Sian Baker

Medically reviewed by Sian Baker, Dip ION mBANT mCNHC
on January 19, 2024. To give you technically accurate, evidence-based information, content published on the Check My Body Health blog is reviewed by credentialed professionals with expertise in medical and bioscience fields.

Mango Allergy

Mangoes, with their sweet and succulent flesh, are a tropical delight for many. However, for some people, the enjoyment of this flavourful fruit may be tinged with concern about the possibility of a mango allergy.

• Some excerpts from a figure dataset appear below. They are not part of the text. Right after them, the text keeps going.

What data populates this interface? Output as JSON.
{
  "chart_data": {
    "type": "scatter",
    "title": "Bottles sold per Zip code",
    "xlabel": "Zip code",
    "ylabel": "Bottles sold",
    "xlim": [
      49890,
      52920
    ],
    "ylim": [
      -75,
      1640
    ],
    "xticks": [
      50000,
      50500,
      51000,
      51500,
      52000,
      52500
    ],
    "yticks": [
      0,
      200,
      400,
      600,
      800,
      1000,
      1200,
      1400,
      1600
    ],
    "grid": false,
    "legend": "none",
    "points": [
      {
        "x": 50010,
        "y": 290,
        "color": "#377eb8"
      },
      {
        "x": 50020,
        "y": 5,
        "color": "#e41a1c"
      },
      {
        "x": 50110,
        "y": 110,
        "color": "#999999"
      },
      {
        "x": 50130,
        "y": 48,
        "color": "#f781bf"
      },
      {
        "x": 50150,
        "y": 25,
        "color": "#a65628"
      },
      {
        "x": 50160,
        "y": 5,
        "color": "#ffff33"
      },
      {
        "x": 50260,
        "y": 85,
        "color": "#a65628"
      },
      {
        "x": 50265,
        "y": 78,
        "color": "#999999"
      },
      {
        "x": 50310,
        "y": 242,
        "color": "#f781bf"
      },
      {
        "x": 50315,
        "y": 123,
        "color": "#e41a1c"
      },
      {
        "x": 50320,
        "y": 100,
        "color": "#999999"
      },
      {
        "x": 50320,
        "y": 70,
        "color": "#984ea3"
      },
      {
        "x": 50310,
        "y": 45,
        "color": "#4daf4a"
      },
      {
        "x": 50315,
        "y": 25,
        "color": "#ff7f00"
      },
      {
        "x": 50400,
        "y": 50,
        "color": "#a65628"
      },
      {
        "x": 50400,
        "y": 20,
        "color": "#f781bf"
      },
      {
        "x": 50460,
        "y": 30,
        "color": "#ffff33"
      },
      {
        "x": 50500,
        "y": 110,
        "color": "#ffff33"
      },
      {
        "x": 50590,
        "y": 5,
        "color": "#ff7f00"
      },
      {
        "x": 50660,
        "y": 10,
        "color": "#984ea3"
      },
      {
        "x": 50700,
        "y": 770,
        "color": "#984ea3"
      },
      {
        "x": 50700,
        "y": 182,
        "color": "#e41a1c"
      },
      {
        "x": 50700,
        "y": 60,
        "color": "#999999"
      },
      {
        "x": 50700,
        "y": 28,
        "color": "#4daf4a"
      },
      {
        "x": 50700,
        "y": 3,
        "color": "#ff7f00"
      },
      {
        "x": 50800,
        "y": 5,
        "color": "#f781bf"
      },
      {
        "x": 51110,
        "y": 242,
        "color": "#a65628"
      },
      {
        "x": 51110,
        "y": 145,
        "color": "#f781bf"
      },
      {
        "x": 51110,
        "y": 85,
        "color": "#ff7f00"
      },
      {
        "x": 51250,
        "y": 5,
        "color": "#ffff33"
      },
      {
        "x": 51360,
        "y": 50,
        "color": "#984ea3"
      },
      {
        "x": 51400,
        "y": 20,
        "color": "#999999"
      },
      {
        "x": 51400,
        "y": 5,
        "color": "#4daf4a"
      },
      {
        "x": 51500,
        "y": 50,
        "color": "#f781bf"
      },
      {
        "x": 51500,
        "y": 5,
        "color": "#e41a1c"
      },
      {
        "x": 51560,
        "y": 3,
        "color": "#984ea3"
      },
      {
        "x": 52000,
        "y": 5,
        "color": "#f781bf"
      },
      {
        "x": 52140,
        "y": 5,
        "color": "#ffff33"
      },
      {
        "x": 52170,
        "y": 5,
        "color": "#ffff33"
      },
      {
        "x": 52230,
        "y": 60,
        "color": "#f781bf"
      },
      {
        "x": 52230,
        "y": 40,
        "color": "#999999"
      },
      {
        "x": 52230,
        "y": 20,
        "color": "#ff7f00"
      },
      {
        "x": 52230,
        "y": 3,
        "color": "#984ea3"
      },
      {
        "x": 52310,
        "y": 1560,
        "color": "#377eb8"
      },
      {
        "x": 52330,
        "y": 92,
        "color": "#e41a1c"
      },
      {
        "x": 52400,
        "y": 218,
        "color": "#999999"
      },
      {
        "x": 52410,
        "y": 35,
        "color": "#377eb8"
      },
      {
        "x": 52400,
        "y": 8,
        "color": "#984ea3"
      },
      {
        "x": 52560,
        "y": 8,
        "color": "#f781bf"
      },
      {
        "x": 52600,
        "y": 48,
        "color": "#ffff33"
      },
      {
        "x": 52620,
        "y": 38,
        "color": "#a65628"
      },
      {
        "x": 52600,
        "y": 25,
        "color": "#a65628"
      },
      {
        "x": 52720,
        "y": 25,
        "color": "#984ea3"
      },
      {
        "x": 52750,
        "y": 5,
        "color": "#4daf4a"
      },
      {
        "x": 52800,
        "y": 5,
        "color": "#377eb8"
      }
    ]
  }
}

In this comprehensive guide, we’ll delve into the world of mango allergies, shedding light on the signs and symptoms, testing methods, and important considerations for those who suspect an adverse reaction to this tropical treat.

Mango allergy symptoms

Mango allergy symptoms can manifest in various ways. Affecting different systems of the body. Common symptoms include:

  • Skin Reactions: Itching, hives, redness, or swelling.
  • Gastrointestinal Issues: Nausea, vomiting, abdominal pain, or diarrhoea.
  • Respiratory Symptoms: Sneezing, nasal congestion, coughing, wheezing, or shortness of breath.
  • Anaphylaxis: In severe cases, a mango allergy can lead to anaphylaxis, a life-threatening reaction that requires immediate medical attention. Symptoms may include difficulty breathing, a drop in blood pressure, and loss of consciousness.

What causes a Mango allergy?

A mango allergy occurs when the immune system identifies proteins in mangoes as harmful invaders, triggering an allergic response. The proteins responsible for this reaction are found in various parts of the mango, including the skin and pulp.

The difference between a food allergy and food intolerance

It’s essential to distinguish between a food allergy and food intolerance. A food allergy involves the immune system, triggering a rapid and sometimes severe response. In contrast, food intolerance does not involve the immune system and typically leads to digestive issues, such as bloating or diarrhoea.

How common is a Mango allergy?

While mango allergies are possible, it’s crucial to recognise that food intolerances are more common than food allergies. According to recent studies, food intolerances affect a significant portion of the population, with estimates suggesting that up to 20% of people worldwide may experience some form of food intolerance.

How do you test for a Mango allergy?

If you suspect a mango allergy, consulting with an allergist is essential for accurate diagnosis and appropriate management. Common testing methods include:

  • Skin Prick Test: Small amounts of allergens, including mango proteins, are applied to the skin, and the skin is pricked to observe any allergic reactions.
  • Blood Test: A blood sample is taken to measure the presence of specific antibodies (IgE) associated with allergies. At Check My Body Health we offer a range of Blood Allergy Tests to help you diagnose potential allergies.

What other foods might you be allergic to

Cross-reactivity between mangoes and certain other foods is possible due to similarities in proteins. Individuals with mango allergies might also experience reactions to foods such as:

  • Cashews: Cross-reactivity may occur due to shared proteins with mangoes.
    Pistachios: Similar proteins in pistachios may trigger reactions in those allergic to mangoes.
  • Poison Ivy: Mangoes belong to the same botanical family as poison ivy, and some individuals with mango allergies may experience cross-reactivity.

Navigating a potential mango allergy requires a vigilant understanding of symptoms, testing options, and potential cross-reactivities with other foods. Seeking professional medical advice is crucial for accurate diagnosis and guidance on managing allergic reactions. By staying informed and exploring suitable alternatives, individuals with mango allergies or intolerances can continue to make informed dietary choices and maintain their overall well-being.